Winter bicycle tourists need to come prepared for rainy days and nighttime temperatures below freezing in many parts of the country. If you’re willing to pack rain gear and a good sleeping bag, your reward will be feeling like the country is yours alone to explore. In the off season, it’s possible to have even Palmyra – Syria’s top tourist attraction – almost entirely to yourself. Hotel prices drop accordingly aside from the few days around Eid when people cross the country to visit relatives and Turks flood into Syria for cross-border shopping expeditions.

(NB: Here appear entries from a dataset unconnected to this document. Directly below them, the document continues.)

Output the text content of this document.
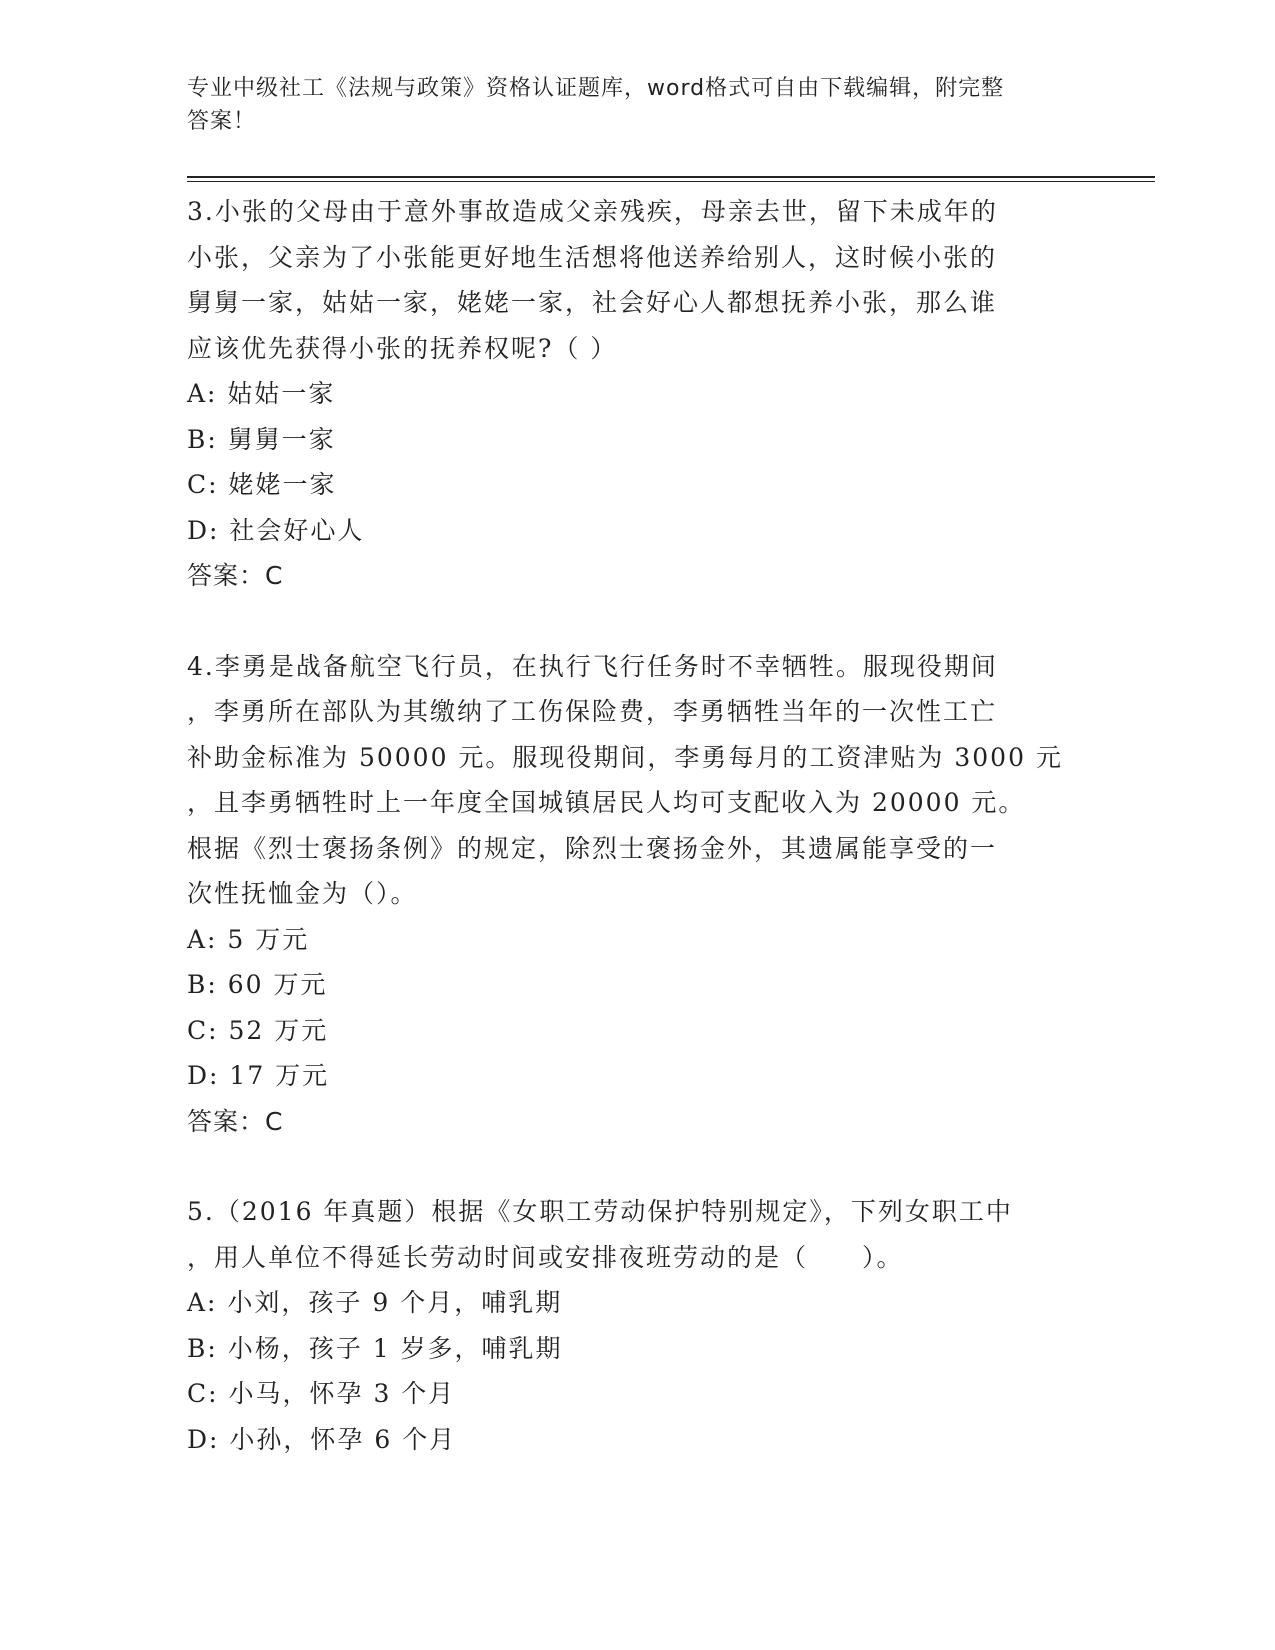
专业中级社工《法规与政策》资格认证题库，word格式可自由下载编辑，附完整
答案！
3.小张的父母由于意外事故造成父亲残疾，母亲去世，留下未成年的
小张，父亲为了小张能更好地生活想将他送养给别人，这时候小张的
舅舅一家，姑姑一家，姥姥一家，社会好心人都想抚养小张，那么谁
应该优先获得小张的抚养权呢?（ ）
A: 姑姑一家
B: 舅舅一家
C: 姥姥一家
D: 社会好心人
答案：C
4.李勇是战备航空飞行员，在执行飞行任务时不幸牺牲。服现役期间
，李勇所在部队为其缴纳了工伤保险费，李勇牺牲当年的一次性工亡
补助金标准为 50000 元。服现役期间，李勇每月的工资津贴为 3000 元
，且李勇牺牲时上一年度全国城镇居民人均可支配收入为 20000 元。
根据《烈士褒扬条例》的规定，除烈士褒扬金外，其遗属能享受的一
次性抚恤金为（）。
A: 5 万元
B: 60 万元
C: 52 万元
D: 17 万元
答案：C
5.（2016 年真题）根据《女职工劳动保护特别规定》，下列女职工中
，用人单位不得延长劳动时间或安排夜班劳动的是（　　）。
A: 小刘，孩子 9 个月，哺乳期
B: 小杨，孩子 1 岁多，哺乳期
C: 小马，怀孕 3 个月
D: 小孙，怀孕 6 个月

The country itself is reasonably small and a comprehensive tour of Syria including the desert and a route along the Euphrates river could be done in less than a month. Many cyclists cut this down a bit by taking a bus from Damascus to Palmyra and then returning to the saddle for the rest of the desert journey towards Deir-ez-Zor. The distance from the Turkish border to Jordan isn’t huge and could be covered in a week if you just wanted to go straight through but this would require a fair amount of motorway cycling. Using the back roads and taking detours to sights like Apamea and Crac des Chevaliers can easily extend your time to two weeks. If time is limited, consider using organised tours from bases like Aleppo or Hama to see the main attractions.
Classic routes include:
- Entering from Turkey through the Bab-al-Hawa or Killis crossing. If coming from Killis, take the back roads through Cyrrhus and Saint Simeon towards Aleppo. Two days in Aleppo to see the sights, then out via Idlib towards the Dead Cities and Apamea. Stop in Hama to see the water wheels and rest up before heading out to Crac des Chevaliers and south to Damascus. It’s possible here to skip parts of the motorway, hugging back roads close to the Lebanese border. If not travelling in winter, you can go to the ancient mountain town of Malula where Aramaic, the language of Jesus Christ, is still spoken. It’s about 60km north of Damascus. After a few days in the capital, continue south to Jordan, stopping at Bosra to see the impressive and well preserved ampitheatre.
- Start as above but after leaving Aleppo head towards the seaside towns of Latakia and Tartus, possibly dipping inland to see Crac des Chevaliers. Continue south to Lebanon and then across the mountains to Damascus. If planning this, get a double-entry visa for Syria in advance or be prepared to wait to have one issued at the border when you re-enter from Lebanon. You can get a visa for Lebanon at the border.
- Another option is to come south via Aleppo, Apamea and the Dead Cities to Hama, then across to Palmyra and south to Damascus and Jordan. In this case, a day tour by taxi or bus from Hama can take you to Crac des Chevaliers.